AVG-Novelle: Ministerrat beschleunigt Großverfahren

Österreich dreht am Verfahrens-Turbo: Der Ministerrat hat heute die lang erwartete Novelle zum Allgemeinen Verwaltungsverfahrensgesetz beschlossen. Große Genehmigungsverfahren für Infrastruktur- und Industrieprojekte sollen damit massiv beschleunigt werden.
Die Reform gilt als zentraler Baustein der Standort-Offensive und soll Österreich im internationalen Wettbewerb attraktiver machen. Wirtschaftsverbände begrüßen den Vorstoß als überfälligen "Verfahrensturbo", mahnen jedoch weitere Reformen ein.
Niedrigere Schwelle, weniger Bürokratie
Das Herzstück der Novelle: Beschleunigte Großverfahren können künftig bereits ab 50 beteiligten Parteien stattfinden - bisher lag die Schwelle bei 100.
Ein weiterer Fortschritt ist die vollständige Digitalisierung der Kommunikation. Öffentliche Kundmachungen werden nicht mehr im "Amtsblatt zur Wiener Zeitung" veröffentlicht, sondern zentral über das Rechtsinformationssystem des Bundes (RIS).
Die sogenannte "Ediktalsperre" fällt komplett weg. Verfahren können künftig auch während der Sommer- und Weihnachtsferien ohne Unterbrechung weiterlaufen.
Klarere Regeln gegen Verzögerungen
Nach dem Vorbild des UVP-Gesetzes können Behörden künftig Fristen für Einwände setzen, nachdem eine mündliche Verhandlung anberaumt wurde. Das verhindert nachträgliche Verzögerungen und sorgt für Planbarkeit.
"Diese Reform der veralteten Genehmigungsrahmen ist längst überfällig", kommentiert Jochen Danninger, Generalsekretär der Wirtschaftskammer Österreich.

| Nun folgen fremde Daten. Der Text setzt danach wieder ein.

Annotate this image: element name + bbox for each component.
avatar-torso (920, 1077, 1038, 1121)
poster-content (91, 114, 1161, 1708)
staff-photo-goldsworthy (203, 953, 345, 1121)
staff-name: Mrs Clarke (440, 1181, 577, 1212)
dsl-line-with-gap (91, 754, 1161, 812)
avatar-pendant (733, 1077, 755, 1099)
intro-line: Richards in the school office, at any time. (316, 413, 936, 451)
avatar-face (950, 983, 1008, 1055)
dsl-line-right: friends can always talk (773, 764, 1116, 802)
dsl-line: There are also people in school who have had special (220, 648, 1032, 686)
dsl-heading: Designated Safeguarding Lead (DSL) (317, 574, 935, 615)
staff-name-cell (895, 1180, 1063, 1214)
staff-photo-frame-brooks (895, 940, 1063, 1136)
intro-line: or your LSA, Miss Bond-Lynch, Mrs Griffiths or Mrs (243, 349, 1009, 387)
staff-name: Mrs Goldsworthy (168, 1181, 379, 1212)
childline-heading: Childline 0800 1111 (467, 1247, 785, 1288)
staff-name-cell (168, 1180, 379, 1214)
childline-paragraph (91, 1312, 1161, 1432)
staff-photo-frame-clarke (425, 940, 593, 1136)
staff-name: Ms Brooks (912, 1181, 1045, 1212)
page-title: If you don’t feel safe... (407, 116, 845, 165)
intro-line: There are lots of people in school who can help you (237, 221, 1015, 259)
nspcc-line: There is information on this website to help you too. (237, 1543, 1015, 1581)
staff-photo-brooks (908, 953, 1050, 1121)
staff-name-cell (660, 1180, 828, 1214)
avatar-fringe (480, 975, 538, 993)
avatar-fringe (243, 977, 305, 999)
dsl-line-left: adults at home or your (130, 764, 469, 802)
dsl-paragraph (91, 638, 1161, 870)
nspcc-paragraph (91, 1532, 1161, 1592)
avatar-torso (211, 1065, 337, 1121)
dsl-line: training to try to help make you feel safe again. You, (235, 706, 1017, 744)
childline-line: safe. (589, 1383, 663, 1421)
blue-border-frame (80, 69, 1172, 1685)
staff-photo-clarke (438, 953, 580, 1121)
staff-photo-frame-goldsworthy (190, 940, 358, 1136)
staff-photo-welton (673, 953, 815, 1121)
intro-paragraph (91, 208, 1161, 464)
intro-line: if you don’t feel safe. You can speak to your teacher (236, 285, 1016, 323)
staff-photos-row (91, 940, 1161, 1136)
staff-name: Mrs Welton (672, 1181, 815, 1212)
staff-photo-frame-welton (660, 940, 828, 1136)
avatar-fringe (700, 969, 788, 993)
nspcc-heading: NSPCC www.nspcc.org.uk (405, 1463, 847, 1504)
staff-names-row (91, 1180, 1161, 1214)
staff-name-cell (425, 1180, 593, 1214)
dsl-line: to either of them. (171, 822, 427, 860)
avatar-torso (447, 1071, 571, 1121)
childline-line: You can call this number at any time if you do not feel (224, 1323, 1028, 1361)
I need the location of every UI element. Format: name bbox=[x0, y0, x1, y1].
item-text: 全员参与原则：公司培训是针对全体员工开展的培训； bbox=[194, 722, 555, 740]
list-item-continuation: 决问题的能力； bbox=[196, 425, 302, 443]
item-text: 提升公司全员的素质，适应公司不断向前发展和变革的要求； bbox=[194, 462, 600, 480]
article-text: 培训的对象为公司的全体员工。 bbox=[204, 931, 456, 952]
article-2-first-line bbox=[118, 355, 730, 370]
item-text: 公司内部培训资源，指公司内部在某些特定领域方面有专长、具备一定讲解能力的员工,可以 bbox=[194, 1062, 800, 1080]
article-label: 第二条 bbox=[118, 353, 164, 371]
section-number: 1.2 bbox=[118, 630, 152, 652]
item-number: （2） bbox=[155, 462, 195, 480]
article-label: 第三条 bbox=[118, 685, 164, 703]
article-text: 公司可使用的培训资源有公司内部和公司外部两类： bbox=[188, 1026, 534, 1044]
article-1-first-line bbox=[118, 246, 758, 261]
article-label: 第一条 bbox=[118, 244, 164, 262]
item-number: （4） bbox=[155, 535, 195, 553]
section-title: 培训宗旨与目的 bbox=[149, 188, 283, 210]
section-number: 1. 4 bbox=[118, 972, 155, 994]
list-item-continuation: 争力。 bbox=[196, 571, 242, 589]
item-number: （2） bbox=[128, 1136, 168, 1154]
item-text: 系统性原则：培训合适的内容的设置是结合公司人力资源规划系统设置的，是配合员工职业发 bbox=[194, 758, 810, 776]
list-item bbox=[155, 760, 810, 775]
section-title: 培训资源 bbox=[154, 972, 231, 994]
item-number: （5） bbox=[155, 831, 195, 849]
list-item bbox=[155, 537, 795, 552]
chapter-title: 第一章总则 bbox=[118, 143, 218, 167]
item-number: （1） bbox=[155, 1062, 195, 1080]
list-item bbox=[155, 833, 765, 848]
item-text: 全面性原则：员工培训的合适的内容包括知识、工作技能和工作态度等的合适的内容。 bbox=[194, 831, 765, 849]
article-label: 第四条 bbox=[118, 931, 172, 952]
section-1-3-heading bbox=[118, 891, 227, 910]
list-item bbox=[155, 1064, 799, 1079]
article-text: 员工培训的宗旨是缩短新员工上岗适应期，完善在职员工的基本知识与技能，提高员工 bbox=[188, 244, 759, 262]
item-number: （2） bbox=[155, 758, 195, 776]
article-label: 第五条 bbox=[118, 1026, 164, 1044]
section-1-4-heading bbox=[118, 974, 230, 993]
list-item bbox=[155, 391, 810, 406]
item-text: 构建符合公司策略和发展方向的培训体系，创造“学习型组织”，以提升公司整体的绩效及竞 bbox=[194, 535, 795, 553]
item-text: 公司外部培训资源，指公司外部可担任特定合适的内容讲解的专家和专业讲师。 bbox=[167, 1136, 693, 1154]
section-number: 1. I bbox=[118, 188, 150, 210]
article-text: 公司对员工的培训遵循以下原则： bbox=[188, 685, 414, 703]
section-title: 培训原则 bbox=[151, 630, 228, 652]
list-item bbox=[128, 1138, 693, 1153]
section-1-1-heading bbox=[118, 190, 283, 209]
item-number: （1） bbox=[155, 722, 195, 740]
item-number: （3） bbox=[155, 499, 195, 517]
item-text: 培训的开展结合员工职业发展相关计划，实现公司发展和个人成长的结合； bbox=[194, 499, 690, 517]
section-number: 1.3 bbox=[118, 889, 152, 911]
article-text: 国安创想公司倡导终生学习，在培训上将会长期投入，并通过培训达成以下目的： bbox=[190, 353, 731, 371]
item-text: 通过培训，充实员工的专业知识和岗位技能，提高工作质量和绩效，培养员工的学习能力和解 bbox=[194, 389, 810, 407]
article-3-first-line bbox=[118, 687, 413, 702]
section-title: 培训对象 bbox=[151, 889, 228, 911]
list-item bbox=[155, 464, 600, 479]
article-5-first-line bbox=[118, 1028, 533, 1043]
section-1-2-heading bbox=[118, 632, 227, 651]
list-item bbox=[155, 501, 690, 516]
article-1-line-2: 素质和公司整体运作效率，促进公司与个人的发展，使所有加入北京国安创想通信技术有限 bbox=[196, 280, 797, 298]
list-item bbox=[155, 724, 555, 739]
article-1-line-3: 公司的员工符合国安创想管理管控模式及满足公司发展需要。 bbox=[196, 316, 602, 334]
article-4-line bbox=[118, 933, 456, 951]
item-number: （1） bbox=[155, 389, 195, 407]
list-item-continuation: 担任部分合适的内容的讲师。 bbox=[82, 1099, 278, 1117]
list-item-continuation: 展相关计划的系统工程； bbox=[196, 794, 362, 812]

Wirtschaft: "Wichtiger erster Schritt"
Sowohl Wirtschaftskammer als auch Industriellenvereinigung reagieren positiv auf den Beschluss. "Maßnahmen zur Beschleunigung von Genehmigungsverfahren sind gerade jetzt von entscheidender Bedeutung", betont Sigi Menz, Obmann der WKÖ-Bundessparte Industrie.
IV-Generalsekretär Christoph Neumayer erklärt: Großprojekte der Energiewirtschaft und strategischer Infrastruktur dürften nicht länger durch jahrelange Verfahren blockiert werden. Beide Organisationen fordern jedoch rasche weitere Schritte.
Kampf gegen Bürokratie-Bremse
Die Zahlen sprechen eine klare Sprache: Laut BusinessEurope fühlen sich 83 Prozent der europäischen Unternehmen durch langwierige Genehmigungsverfahren im Vergleich zu USA und China benachteiligt.
In Österreich sehen 71 Prozent der Unternehmen die Regulierung als Hindernis für langfristige Investitionen - das liegt über dem EU-Durchschnitt.
Nächste Schritte: UVP-Reform folgt
Die Regierungsvorlage geht nun an das Parlament. Ein Beschluss wird für November erwartet. Die AVG-Novelle ist jedoch nur Teil eines größeren Pakets, das auch Reformen im UVP-Gesetz und ein neues Erneuerbaren-Ausbau-Beschleunigungsgesetz umfasst.
Experten erwarten, dass die Beschleunigungseffekte vor allem bei neuen Projekten spürbar werden und die grüne sowie digitale Transformation der Wirtschaft vorantreiben.